SMILLA'S SENSE OF SNOW A film review by Scott Renshaw Copyright 1997 Scott Renshaw
(Fox Searchlight) Starring: Julia Ormond, Gabriel Byrne, Richard Harris, Robert Loggia, Clipper Miano. Screenplay: Ann Biderman, based on the novel by Peter Hoeg. Producers: Bernd Eichinger and Martin Moskowicz. Director: Bille August. MPAA Rating: R (profanity, violence, sexual situations) Running Time: 119 minutes. Reviewed by Scott Renshaw.
Before SMILLA'S SENSE OF SNOW, the last time director Bille August gut hold of a mysterious, best-selling novel was 1994's THE HOUSE OF THE SPIRITS. If that thought doesn't send a shudder of dread through you at the prospects for SMILLA, you were probably fortunate enough to miss THE HOUSE OF THE SPIRITS. SPIRITS was a disastrous combination of mis-guided casting and even more mis-guided story-telling, and it lost all sense of Isabel Allende's magical realism. Peter Hoeg's _Froken Smillas Fornemmelse for Sne_ (Miss Smillas' Feeling for Snow) presented a similarly challenging combination of atmosphere, character and plot, and August, but this time around he has been much more faithful to the source material. Unfortunately, the result still isn't a particularly good film. As tense and evocative as SMILLA'S SENSE OF SNOW is during its first hour, it shares the fundamental flaw of the novel: a strange plot device which may leave you wondering if you've just seen "The X-Files" movie.
Julia Ormond stars as Smilla Jaspersen, an arctic researcher living in Copenhagen, Denmark. A woman of Greenlandic Inuit descent who has never felt comfortable in Denmark, Smilla has lived a life closed off from all other people, with the exception of a young Inuit boy named Isaiah (Clipper Miano) who lives in her apartment building. That one friendship is shattered when Isaiah is found dead on the sidewalk outside the building, the victim of an apparent accidental fall from the roof. But Smilla has a special sense of snow, and her instincts tell her that Isaiah's death was no accident -- he was running from something before he fell to his death. As Smilla investigates with the help of a neighbor (Gabriel Byrne), she finds herself in the middle of a conspiracy which will lead her back to the beautiful desolation of her icy homeland.
You'd never expect a film with the plot I just described based on the first scene in SMILLA'S SENSE OF SNOW. It shows a 19th century Inuit ice fisherman rudely interrupted from his labors by a crashing meteorite, which proceeds to create a tidal wave of crushed ice sufficient to supply the planet with daquiris for several decades. The moment is spectacular, but when the scene suddenly shifts to modern Copenhagen and the film becomes a dark, moody mystery, you might wonder whether you've just had an out-of-genre experience. More to the point, you might fear that August has snapped his cap.

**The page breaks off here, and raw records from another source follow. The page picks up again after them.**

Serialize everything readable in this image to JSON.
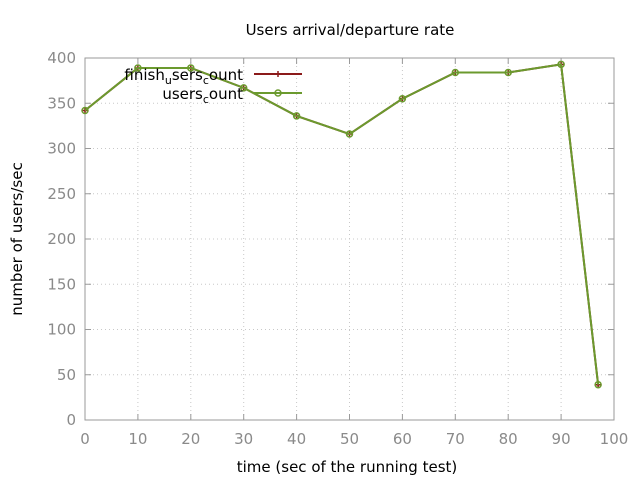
{
  "chart_data": {
    "type": "line",
    "title": "Users arrival/departure rate",
    "xlabel": "time (sec of the running test)",
    "ylabel": "number of users/sec",
    "xlim": [
      0,
      100
    ],
    "ylim": [
      0,
      400
    ],
    "xticks": [
      0,
      10,
      20,
      30,
      40,
      50,
      60,
      70,
      80,
      90,
      100
    ],
    "yticks": [
      0,
      50,
      100,
      150,
      200,
      250,
      300,
      350,
      400
    ],
    "grid": true,
    "legend_position": "top-left",
    "x": [
      0,
      10,
      20,
      30,
      40,
      50,
      60,
      70,
      80,
      90,
      97
    ],
    "series": [
      {
        "name_main": "finish",
        "name_sub1": "u",
        "name_mid": "sers",
        "name_sub2": "c",
        "name_end": "ount",
        "color": "#8b1a1a",
        "marker": "plus",
        "values": [
          342,
          389,
          389,
          367,
          336,
          316,
          355,
          384,
          384,
          393,
          39
        ]
      },
      {
        "name_main": "users",
        "name_sub1": "c",
        "name_end": "ount",
        "color": "#6b9a2e",
        "marker": "circle",
        "values": [
          342,
          389,
          389,
          367,
          336,
          316,
          355,
          384,
          384,
          393,
          39
        ]
      }
    ]
  }
}
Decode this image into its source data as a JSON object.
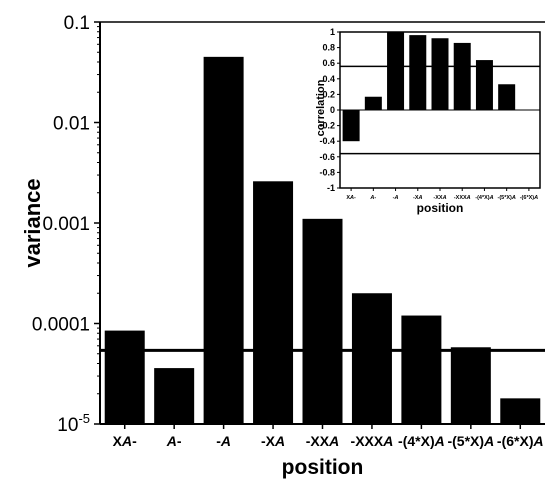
{
  "chart_data": [
    {
      "type": "bar",
      "scale": "log",
      "ylabel": "variance",
      "xlabel": "position",
      "ylim": [
        1e-05,
        0.1
      ],
      "y_ticks": [
        {
          "value": 0.1,
          "label": "0.1"
        },
        {
          "value": 0.01,
          "label": "0.01"
        },
        {
          "value": 0.001,
          "label": "0.001"
        },
        {
          "value": 0.0001,
          "label": "0.0001"
        },
        {
          "value": 1e-05,
          "label": "10-5"
        }
      ],
      "categories": [
        "XA-",
        "A-",
        "-A",
        "-XA",
        "-XXA",
        "-XXXA",
        "-(4*X)A",
        "-(5*X)A",
        "-(6*X)A"
      ],
      "values": [
        8.5e-05,
        3.6e-05,
        0.045,
        0.0026,
        0.0011,
        0.0002,
        0.00012,
        5.8e-05,
        1.8e-05
      ],
      "reference_line": 5.4e-05,
      "grid": false
    },
    {
      "type": "bar",
      "ylabel": "correlation",
      "xlabel": "position",
      "ylim": [
        -1,
        1
      ],
      "y_ticks": [
        "-1",
        "-0.8",
        "-0.6",
        "-0.4",
        "-0.2",
        "0",
        "0.2",
        "0.4",
        "0.6",
        "0.8",
        "1"
      ],
      "categories": [
        "XA-",
        "A-",
        "-A",
        "-XA",
        "-XXA",
        "-XXXA",
        "-(4*X)A",
        "-(5*X)A",
        "-(6*X)A"
      ],
      "values": [
        -0.4,
        0.17,
        1.0,
        0.96,
        0.92,
        0.86,
        0.64,
        0.33,
        0.0
      ],
      "reference_lines": [
        0.56,
        -0.56
      ],
      "grid": false
    }
  ]
}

Actually, August is simply preparing the audience for the radical shift still to come, a shift which wasn't nearly as radical in Hoeg's novel. For about three-quarters of its length, SMILLA'S SENSE OF SNOW is a fairly compelling character study anchored by a strong lead performance. Julia Ormond may be a bit young for Hoeg's Smilla, but she makes the character her own with an unapologetic toughness uncommon in female screen characters. Smilla's relationship with the neglected Isaiah is skillfully established in flashbacks, and though Smilla is not a particularly pleasant person her loyalty and determination win the audience over to her side. Screenwriter Ann Biderman has done a fine job of paring down the novel's often-cumbersome plot and its glut of conspirators, allowing the focus to stay squarely on Smilla and her relationships. Ormond's performance and August's direction capture Hoeg's lyrical, haunting psychological drama, a style reminiscent of _The English Patient_ author Michael Ondaatje.
But then there's that third act, and there's nothing August, Biderman or anyone else can do about SMILLA'S SENSE OF SNOW's unexpected metamorphosis from Michael Ondaatje to Michael Crichton except take it all the way overboard. The Greenland-based climax includes some splendid landscapes by cinematographer Jorgen Persson, and the arctic vastness suggests the coming of a resolution with an internal dimension -- Smilla coming to terms with her life, her land and her heritage.
Well, the resolution is internal, all right, only it's the interior of an ice cave, where villainous industrialist Andreas Tork (Richard Harris) is up to no good with some mutant parasitic worms and the same meteorite which spoiled the day of our old friend the ice fisherman a hundred years and five reels earlier. The finale is so utterly bizarre -- and so unsatisfying -- that it taints the entire two hour experience of SMILLA'S SENSE OF SNOW. Perhaps Bille August needs to choose something simple for his next project, a story which doesn't begin as an emotional journey and end as a cross between a James Bond film and THE BLOB.
On the Renshaw scale of 0 to 10 women's Inuit-ions: 5.